Aslen Malatya'nın Arapgir ilçesindendir. Babası Osmanlı genelkurmay başkanlarından Müşir Şakir Paşa’dır.
Cevad Paşa 1870’te İstanbul’da doğdu.1894’de Harp okulu bitiminde teğmen, üsteğmen rütbelerine sahip oldu. 1892-1894’te Harp Akademisi’ni birincilikle kurmay yüzbaşı olarak bitirdi.
894-1900 yılları arası Padişah Yaveri sıfatıyla Maiyeti Şeriye Erkanı Harbiyesi (Saray Kurmay Kurulu)’unda görev aldı. Bu sırada depremden zarar gören askeri binaları onarımında hizmet etti. 26 Ağustos 1895’te Orleans’ta yapılan Fransız Ordusu Manevraları’nda bulunmak üzere Paris’e gitti. Burada dört yıl kaldıktan sonra 7 Şubat 1899’da Babası Şakir Paşa’nın refakatinde görevle Bulgaristan’a ve sonra aynı yıl Lahey’de toplanan Silahların Yasaklanması-Silahsızlanma Konferansı’na gönderildi.

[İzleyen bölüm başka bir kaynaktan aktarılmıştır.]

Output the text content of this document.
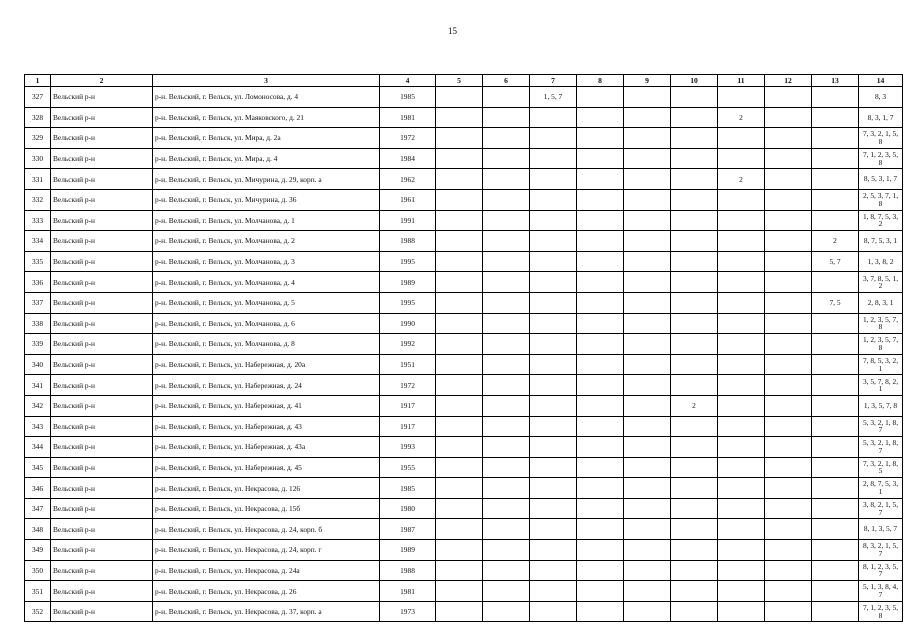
15
1	2	3	4	5	6	7	8	9	10	11	12	13	14
327	Вельский р-н	р-н. Вельский, г. Вельск, ул. Ломоносова, д. 4	1985			1, 5, 7							8, 3
328	Вельский р-н	р-н. Вельский, г. Вельск, ул. Маяковского, д. 21	1981							2			8, 3, 1, 7
329	Вельский р-н	р-н. Вельский, г. Вельск, ул. Мира, д. 2а	1972										7, 3, 2, 1, 5, 8
330	Вельский р-н	р-н. Вельский, г. Вельск, ул. Мира, д. 4	1984										7, 1, 2, 3, 5, 8
331	Вельский р-н	р-н. Вельский, г. Вельск, ул. Мичурина, д. 29, корп. а	1962							2			8, 5, 3, 1, 7
332	Вельский р-н	р-н. Вельский, г. Вельск, ул. Мичурина, д. 36	1961										2, 5, 3, 7, 1, 8
333	Вельский р-н	р-н. Вельский, г. Вельск, ул. Молчанова, д. 1	1991										1, 8, 7, 5, 3, 2
334	Вельский р-н	р-н. Вельский, г. Вельск, ул. Молчанова, д. 2	1988									2	8, 7, 5, 3, 1
335	Вельский р-н	р-н. Вельский, г. Вельск, ул. Молчанова, д. 3	1995									5, 7	1, 3, 8, 2
336	Вельский р-н	р-н. Вельский, г. Вельск, ул. Молчанова, д. 4	1989										3, 7, 8, 5, 1, 2
337	Вельский р-н	р-н. Вельский, г. Вельск, ул. Молчанова, д. 5	1995									7, 5	2, 8, 3, 1
338	Вельский р-н	р-н. Вельский, г. Вельск, ул. Молчанова, д. 6	1990										1, 2, 3, 5, 7, 8
339	Вельский р-н	р-н. Вельский, г. Вельск, ул. Молчанова, д. 8	1992										1, 2, 3, 5, 7, 8
340	Вельский р-н	р-н. Вельский, г. Вельск, ул. Набережная, д. 20а	1951										7, 8, 5, 3, 2, 1
341	Вельский р-н	р-н. Вельский, г. Вельск, ул. Набережная, д. 24	1972										3, 5, 7, 8, 2, 1
342	Вельский р-н	р-н. Вельский, г. Вельск, ул. Набережная, д. 41	1917						2				1, 3, 5, 7, 8
343	Вельский р-н	р-н. Вельский, г. Вельск, ул. Набережная, д. 43	1917										5, 3, 2, 1, 8, 7
344	Вельский р-н	р-н. Вельский, г. Вельск, ул. Набережная, д. 43а	1993										5, 3, 2, 1, 8, 7
345	Вельский р-н	р-н. Вельский, г. Вельск, ул. Набережная, д. 45	1955										7, 3, 2, 1, 8, 5
346	Вельский р-н	р-н. Вельский, г. Вельск, ул. Некрасова, д. 126	1985										2, 8, 7, 5, 3, 1
347	Вельский р-н	р-н. Вельский, г. Вельск, ул. Некрасова, д. 15б	1980										3, 8, 2, 1, 5, 7
348	Вельский р-н	р-н. Вельский, г. Вельск, ул. Некрасова, д. 24, корп. б	1987										8, 1, 3, 5, 7
349	Вельский р-н	р-н. Вельский, г. Вельск, ул. Некрасова, д. 24, корп. г	1989										8, 3, 2, 1, 5, 7
350	Вельский р-н	р-н. Вельский, г. Вельск, ул. Некрасова, д. 24а	1988										8, 1, 2, 3, 5, 7
351	Вельский р-н	р-н. Вельский, г. Вельск, ул. Некрасова, д. 26	1981										5, 1, 3, 8, 4, 7
352	Вельский р-н	р-н. Вельский, г. Вельск, ул. Некрасова, д. 37, корп. а	1973										7, 1, 2, 3, 5, 8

1905’te Edirne’nin tahkimi için Tophane-i Amire’de teşkil eden kurumda görev aldı. 1907’de ise yeni örgütlenmenin süratle uygulanması için dört ay 2. Ordu’da çalıştı. 1909-1910’da Harp Akademisi Komutanı oldu. Görevi gereği Temmuz 1910’da Alman Ordularının geçit resminde bulunmak üzere Almanya’ya gitti.
Askeri yeteneği sayesinde devlet idaresi ve ordu yönetiminde hızla yükselen Cevat Bey Ocak 1911 ve 1912’de 1. Ordu Kurmay Başkanı oldu. Bu sıfatla Mayıs 1911’de İngiltere Kralının taç giyme töreninde padişah adına bulunan Yusuf İzzettin Efendi’nin eşliğinde Londra’ya gitti. Dönüşünde (Eylül 1912-1913) Şark Ordusu Kurmay Başkanı, Çatalca Ordusu Topçu Komutanlığı Kurmay Başkanı oldu. Şubat 1913-1914’te 9. Tümen Komutanı ve burada iki defa Osmanlı-Bulgar Sınır Komisyonu Başkanlığında bulundu. 1. Ferik (Orgeneral) rütbesine kadar yükseldi.
Cevat Bey 10 Ağustos 1914’te Çanakkale Boğazı Müstahkem Mevkii Komutanı oldu. Albay rütbesi ile geldiği Çanakkale'de Kasım 1914'te Mirliva (Tuğgeneral) oldu. Bu görevi Mirliva Emin Paşadan aldı.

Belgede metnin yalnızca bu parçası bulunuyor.